Categories


Authors

The Proper A Tire For The Ride

The Proper A Tire For The Ride

For those who know me know I drive an old car. By old I mean a 2007 Toyota Corolla with over 299,999+ miles on it. I write + because the odometer stopped working (by design) at that number two years ago this July (happy anniversary, odometer, I hardly knew ye).

Being an old car I do my best to keep it on the road. Two weeks ago I bought four brand new tires, and replaced the muffler, so I was good to go for now.

Didn’t realize just how short ‘for now’ was going to be.

Last week I hit the highway, but this time the highway hit back.

Approached the exit for Somerville on 287 when I felt and heard a thump. I looked at the highway, but didn’t see anything, either a head of me or behind. On the exit ramp the car started to rumble, and fortunately I was right by a strip mall so landed there.

My two-week-old tire on the back passenger side was flat. I called Triple-A and they gave me a forty-five minute window when they would arrive. In the mean time I dug the donut spare tire out of my over-crowded trunk. As I did that, several cars passed me in the deserted parking lot, and not one thought to asked if I needed help. Granted, in the age of cell phones, most people have help on the way, but still would have been nice to be asked (like prom).

People just don’t care.

Not a minute later, I was proven wrong.

A very large car carrier pulled in front of my car, a woman behind the wheel and a man beside her (found out later husband and wife).

The man jumps out of the cab and shouts he could change my tire for free, no charge.

“You Triple A?” I asked.

“No,” he talked as he walked, “we saw you from the highway and couldn’t just leave you here if we could help.”

Just like that, faith in humanity restored (for now).

He changed my tire, and warned me that the donut spare was not in good shape. I assured him I only had to go a few miles to my mechanic, and I would be fine.

I was not.

I made it to the mechanic, but the amount of prays I threw out over the noises and bumps coming from the back of my car were biblical.

Thankfully, when it comes to cars, I always say, ‘I got a guy’, and boy did he save the day.

When I pulled into his shop, he was very busy, but listened to my story, removed that flat to see if he could repair it.

He could not.

Apparently I did not drive over a nail, but a spike the width of a finger, so a plug, not even a patch, would work.

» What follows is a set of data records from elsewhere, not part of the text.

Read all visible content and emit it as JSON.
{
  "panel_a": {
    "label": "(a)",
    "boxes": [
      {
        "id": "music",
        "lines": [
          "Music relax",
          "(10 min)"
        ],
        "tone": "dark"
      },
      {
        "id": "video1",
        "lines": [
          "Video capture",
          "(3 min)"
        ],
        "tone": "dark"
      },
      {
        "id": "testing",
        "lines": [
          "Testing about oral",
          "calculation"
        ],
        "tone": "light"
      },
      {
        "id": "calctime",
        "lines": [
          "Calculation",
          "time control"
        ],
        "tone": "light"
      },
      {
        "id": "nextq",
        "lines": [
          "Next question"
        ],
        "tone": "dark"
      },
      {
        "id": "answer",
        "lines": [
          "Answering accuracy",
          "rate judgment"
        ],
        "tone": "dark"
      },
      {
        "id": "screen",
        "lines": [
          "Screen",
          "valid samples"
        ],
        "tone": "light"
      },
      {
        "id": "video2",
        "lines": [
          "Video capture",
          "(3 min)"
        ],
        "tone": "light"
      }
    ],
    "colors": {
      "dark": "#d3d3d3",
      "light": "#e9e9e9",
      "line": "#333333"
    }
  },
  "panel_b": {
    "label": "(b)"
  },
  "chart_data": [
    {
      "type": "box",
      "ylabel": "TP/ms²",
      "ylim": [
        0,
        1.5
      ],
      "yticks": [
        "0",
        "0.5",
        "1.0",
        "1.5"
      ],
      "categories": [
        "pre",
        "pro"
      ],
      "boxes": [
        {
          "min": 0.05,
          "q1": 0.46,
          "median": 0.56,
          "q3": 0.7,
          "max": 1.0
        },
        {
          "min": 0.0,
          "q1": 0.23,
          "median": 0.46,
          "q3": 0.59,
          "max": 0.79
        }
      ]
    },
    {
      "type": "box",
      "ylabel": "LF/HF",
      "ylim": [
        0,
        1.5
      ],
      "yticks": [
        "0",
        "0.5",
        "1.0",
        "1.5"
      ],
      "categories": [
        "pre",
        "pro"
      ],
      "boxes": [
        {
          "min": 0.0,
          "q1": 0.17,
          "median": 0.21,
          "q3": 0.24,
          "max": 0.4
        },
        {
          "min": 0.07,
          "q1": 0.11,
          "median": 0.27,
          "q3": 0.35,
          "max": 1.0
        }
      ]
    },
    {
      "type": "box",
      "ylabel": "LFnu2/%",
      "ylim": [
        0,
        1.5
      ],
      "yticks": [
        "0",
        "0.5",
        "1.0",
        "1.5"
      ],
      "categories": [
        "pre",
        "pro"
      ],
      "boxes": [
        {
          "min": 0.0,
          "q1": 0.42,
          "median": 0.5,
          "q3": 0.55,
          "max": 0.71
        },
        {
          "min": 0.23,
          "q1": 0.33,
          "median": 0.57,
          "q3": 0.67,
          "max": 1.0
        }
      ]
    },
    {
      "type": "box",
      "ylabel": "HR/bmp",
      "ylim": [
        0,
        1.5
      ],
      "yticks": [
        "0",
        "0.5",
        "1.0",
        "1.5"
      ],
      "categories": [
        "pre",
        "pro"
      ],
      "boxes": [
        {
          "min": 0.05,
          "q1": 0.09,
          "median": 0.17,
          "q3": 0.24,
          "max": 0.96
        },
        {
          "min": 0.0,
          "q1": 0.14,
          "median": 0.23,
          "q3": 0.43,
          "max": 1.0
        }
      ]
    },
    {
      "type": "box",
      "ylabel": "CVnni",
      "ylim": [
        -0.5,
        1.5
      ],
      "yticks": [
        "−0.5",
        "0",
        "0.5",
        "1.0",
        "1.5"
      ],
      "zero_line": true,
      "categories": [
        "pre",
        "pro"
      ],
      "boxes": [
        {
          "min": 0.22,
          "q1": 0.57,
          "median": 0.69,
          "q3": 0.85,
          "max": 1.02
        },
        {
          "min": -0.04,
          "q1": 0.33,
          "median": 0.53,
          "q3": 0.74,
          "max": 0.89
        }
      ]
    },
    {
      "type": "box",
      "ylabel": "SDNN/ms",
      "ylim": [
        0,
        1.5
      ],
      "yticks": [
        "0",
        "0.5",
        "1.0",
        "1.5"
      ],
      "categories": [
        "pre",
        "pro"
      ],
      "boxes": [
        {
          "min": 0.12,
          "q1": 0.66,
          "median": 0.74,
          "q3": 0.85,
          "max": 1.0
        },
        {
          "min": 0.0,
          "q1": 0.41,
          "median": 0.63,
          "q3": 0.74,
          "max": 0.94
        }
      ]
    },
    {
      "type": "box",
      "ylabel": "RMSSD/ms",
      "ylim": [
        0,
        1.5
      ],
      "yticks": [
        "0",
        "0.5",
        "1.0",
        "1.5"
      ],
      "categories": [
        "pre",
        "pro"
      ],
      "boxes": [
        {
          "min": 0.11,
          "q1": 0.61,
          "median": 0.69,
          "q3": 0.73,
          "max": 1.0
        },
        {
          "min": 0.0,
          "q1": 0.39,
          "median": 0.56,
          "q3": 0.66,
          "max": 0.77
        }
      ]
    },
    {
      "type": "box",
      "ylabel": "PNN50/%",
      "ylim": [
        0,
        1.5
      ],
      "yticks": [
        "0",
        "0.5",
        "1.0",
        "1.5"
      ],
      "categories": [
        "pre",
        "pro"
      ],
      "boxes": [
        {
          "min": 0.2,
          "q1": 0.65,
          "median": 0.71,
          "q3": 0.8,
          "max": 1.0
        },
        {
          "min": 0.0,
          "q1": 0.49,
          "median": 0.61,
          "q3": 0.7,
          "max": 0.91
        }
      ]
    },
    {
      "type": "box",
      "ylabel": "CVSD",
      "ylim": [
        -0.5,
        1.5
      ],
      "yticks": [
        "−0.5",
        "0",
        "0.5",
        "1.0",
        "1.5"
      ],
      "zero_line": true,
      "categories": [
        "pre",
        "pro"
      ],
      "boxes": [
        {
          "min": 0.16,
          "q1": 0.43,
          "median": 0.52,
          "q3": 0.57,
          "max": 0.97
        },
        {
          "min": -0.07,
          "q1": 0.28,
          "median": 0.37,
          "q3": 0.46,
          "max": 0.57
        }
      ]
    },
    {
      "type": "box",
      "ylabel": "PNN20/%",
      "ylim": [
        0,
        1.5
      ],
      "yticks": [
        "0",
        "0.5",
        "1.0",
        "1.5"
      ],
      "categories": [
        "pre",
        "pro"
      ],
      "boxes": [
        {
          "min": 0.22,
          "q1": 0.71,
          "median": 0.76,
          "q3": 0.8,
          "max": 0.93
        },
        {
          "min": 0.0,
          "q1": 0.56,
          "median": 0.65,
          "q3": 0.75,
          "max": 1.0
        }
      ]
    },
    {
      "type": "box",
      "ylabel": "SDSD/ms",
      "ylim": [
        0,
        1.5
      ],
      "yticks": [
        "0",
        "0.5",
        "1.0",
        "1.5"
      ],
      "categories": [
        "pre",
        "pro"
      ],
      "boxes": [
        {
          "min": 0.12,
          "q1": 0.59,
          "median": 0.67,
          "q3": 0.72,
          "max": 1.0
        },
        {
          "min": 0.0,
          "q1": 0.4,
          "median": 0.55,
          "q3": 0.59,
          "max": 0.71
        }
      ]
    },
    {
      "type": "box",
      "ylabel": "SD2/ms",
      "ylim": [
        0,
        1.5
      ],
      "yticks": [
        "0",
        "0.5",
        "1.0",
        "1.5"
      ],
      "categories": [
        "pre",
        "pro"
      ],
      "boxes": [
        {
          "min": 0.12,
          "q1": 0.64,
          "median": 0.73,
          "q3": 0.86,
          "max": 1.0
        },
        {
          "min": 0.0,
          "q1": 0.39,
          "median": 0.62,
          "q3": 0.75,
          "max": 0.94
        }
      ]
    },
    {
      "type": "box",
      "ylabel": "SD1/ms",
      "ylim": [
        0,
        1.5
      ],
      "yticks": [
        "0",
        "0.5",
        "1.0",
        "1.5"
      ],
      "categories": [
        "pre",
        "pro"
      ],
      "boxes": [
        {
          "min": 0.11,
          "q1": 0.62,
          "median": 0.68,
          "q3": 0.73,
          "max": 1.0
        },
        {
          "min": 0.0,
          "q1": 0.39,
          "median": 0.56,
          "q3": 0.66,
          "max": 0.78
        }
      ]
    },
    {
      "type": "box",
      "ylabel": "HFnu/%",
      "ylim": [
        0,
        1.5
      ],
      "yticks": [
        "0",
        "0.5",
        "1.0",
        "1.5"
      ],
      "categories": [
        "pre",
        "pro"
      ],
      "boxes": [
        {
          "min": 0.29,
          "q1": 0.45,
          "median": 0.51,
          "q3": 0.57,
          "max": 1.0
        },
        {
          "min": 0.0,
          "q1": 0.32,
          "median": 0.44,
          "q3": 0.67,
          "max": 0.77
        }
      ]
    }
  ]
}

“Can I just buy a tire?” I asked, desperate.

He doesn’t sell tires from the garage, he orders them to be delivered the next day.

“Do you have an extra donut spare tire in the garage?”

No, and the one I drove in on would never make it out of the parking lot.

The my guy said, “Hold on,” and disappeared into the back of the garage.

If you remember, I wrote that these tires were two weeks old. In New Jersey (and probably other states) you pay a fee when you buy new tires to ‘dispose’ of the old ones.

Well, fortunately for me, my old tires had not yet been disposed of, so one of them found itself back to work on my car.

The next day I returned to have a new tire put on my car (with a new rim) and kept the old tire that was on my car as a spare (no more donut!)

After a shaky twenty-four-hours my car was back on the road, good as new (sort of).

Bottom line, it’s as simple as this...

...my car doesn’t want to die, and I’m not about to be the one who kills it.